Un rapport de recherche de fuite destiné à l’assurance obéit à des exigences précises : origine établie, preuve chiffrée, photos horodatées, chaîne de causalité écrite et cohérence interne sans faille. Nous les détaillons dans un article dédié :

Ce que le gestionnaire de sinistre regarde en premier

Les 5 exigences d’un rapport accepté par l’assurance

Ce qui débloque — ou bloque — le règlement (dégât des eaux, convention IRSI)

Lire : Rapport de recherche de fuite pour l’assurance : les attentes de l’expert →

Faut-il un logiciel pour rédiger un rapport de recherche de fuite ?

Ce n’est pas obligatoire, mais un logiciel dédié change la donne sur trois points : le temps, l’homogénéité et la crédibilité.

Rédigé à la main sous Word, un rapport oblige à insérer et redimensionner les photos une par une, et la mise en page casse au moindre ajout.
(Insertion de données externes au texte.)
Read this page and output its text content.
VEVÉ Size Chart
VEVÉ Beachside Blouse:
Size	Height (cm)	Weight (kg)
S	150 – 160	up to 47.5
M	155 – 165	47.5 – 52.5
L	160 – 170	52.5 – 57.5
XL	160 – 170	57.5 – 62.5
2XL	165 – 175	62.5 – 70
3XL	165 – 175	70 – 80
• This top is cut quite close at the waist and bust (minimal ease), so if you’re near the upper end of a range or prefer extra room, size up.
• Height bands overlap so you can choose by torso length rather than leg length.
Un logiciel comme Aquareport génère le rapport en PDF automatiquement à partir des données saisies sur le terrain : le technicien choisit la disposition des photos dans une galerie de gabarits, le texte se place autour, et le document se recompose proprement, sans photo orpheline.

Résultat : un rapport professionnel et identique d’un dossier à l’autre, produit en quelques minutes, avec un résultat toujours mis en avant et une structure attendue par les assureurs. Le gain n’est pas qu’esthétique : une trame imposée supprime les incohérences qui font rejeter un rapport.

En savoir plus sur nos rapports de recherche de fuite →

Questions fréquentes

Un rapport de recherche de fuite est-il obligatoire pour l’assurance ?

Dans la plupart des dossiers de dégât des eaux, l’assurance exige un rapport documenté attestant l’origine de la fuite et sa réparation pour déclencher la prise en charge.

Quelle est la différence entre recherche destructive et non destructive ?

La recherche non destructive localise la fuite sans casser (gaz traceur, caméra thermique, corrélation acoustique, inspection caméra) ; la recherche destructive suppose des sondages ou de la casse. La non destructive est aujourd’hui la norme.

Combien de temps faut-il pour produire un rapport de recherche de fuite ?

Avec une saisie sur le terrain et une génération automatique du PDF, le rapport est prêt en quelques minutes après l’intervention, au lieu d’une à plusieurs heures de mise en forme manuelle.

Le rapport doit-il contenir des photos ?

Oui. Les photos avant/après légendées sont la preuve centrale d’un rapport de recherche de fuite ; sans elles, la conclusion n’est pas étayée.

Peut-on avoir le rapport en Word ?

Non : le rapport se génère en PDF à partir des données saisies, et se modifie dans le formulaire. Cela évite le travail manuel de mise en page et garantit un rendu homogène d’un dossier à l’autre.